There was a breakthrough a few years ago, Rand says, when Google AI managed to beat the world champion at the game of Go. It had previously been thought that only a human could play Go. The machine made a move that looked so human in its creativity and innovation that the world champion had to stop and consider whether he was playing against a machine. It made people realise that “AI cannot just do things, AI can invent things”.

This ushered in the second era of AI, where AI started to be creative. “For example, we started creating models that were so good at producing text that you couldn’t differentiate between a human and a machine,” says Rand.

How do we know what’s real today, Rand asks? It’s a real problem, he says, adding that it’s not something that can necessarily be solved but these “deep fakes” are things we need to take into account. He cites a recent podcast where Joe Rogan interviewed Steve Jobs, even though Steve Jobs died over a decade ago. “Where do you draw the line on what’s acceptable with AI?,” Rand says.

Preventing misuse, bias and addressing privacy

AI is now so powerful that we need to think about countermeasures, Rand says. How do we prevent misuse? People building the AI need to build in blocking behaviour. They have to understand how the model works so that they can teach it not to do certain things. This is a very complicated but essential task.

We also need to prevent bias. If there’s bias in the data then the AI will be biased. You need humans who can look at the data and make sure it’s clean and has as few biases as possible. Minorities should be represented in a balanced way for example, otherwise you’re translating bad behaviour into the machine.

If you’re handing your data over then you potentially expose it to people you would rather not see it, so privacy is a big issue for AI. There is a way to address this problem. Homomorphic encryption means you can keep data encrypted even when the AI uses it to learn. “Think about reading a book without having the Rosetta Stone to learn the language,” says Rand. “You can learn the structure, the vocabulary, but you don’t know what it means. It’s the same idea.”

Deep fakes

Deep fakes are the biggest existential threat to society from artificial intelligence, Rand believes. They’re very complicated to deal with – because you don’t know if they’re real or not, and anyone can generate them. “I’m convinced that if we don’t do something about it we’ll never be able to trust something we see or hear online,” he says.
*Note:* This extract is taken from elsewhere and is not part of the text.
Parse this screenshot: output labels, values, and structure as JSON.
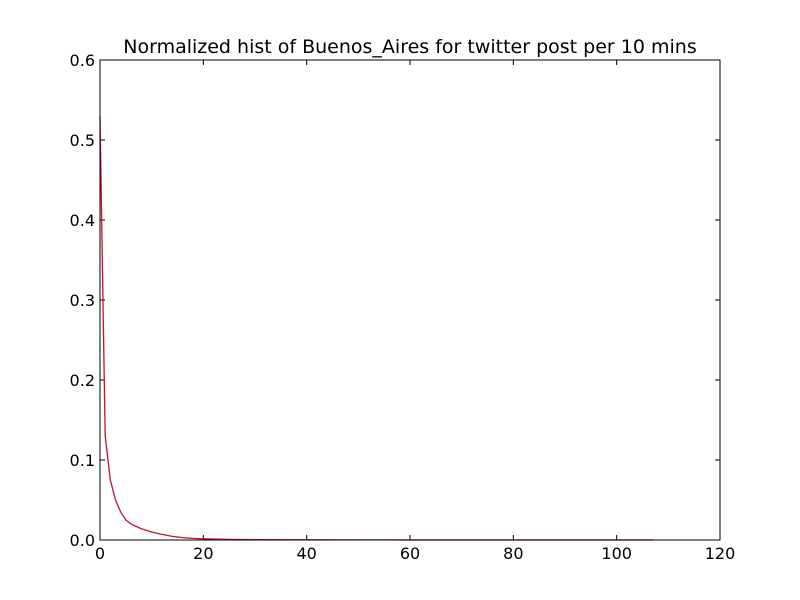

There is one way through this problem that is being worked on at the moment, and that is to digitally sign all your content. “Effectively, everyone will be verified. Everyone will have a digital signature with the content they publish. It says they’re a real person, this is not AI, not fake, you can trust it.” Within the next five years you can expect to have to sign everything you publish online, he says.

The future

Rand concludes by saying that no one wants a future that is technologically overwhelming, where we’re nudged all the time to do or buy something and where there’s nothing you can do that isn’t under surveillance. We want to feel private. He says; “AI can go two ways. It can make things horrible and turn us into slaves and robots with no free will, or it can do all the things we don’t want to do. It can help us be more creative, more productive.”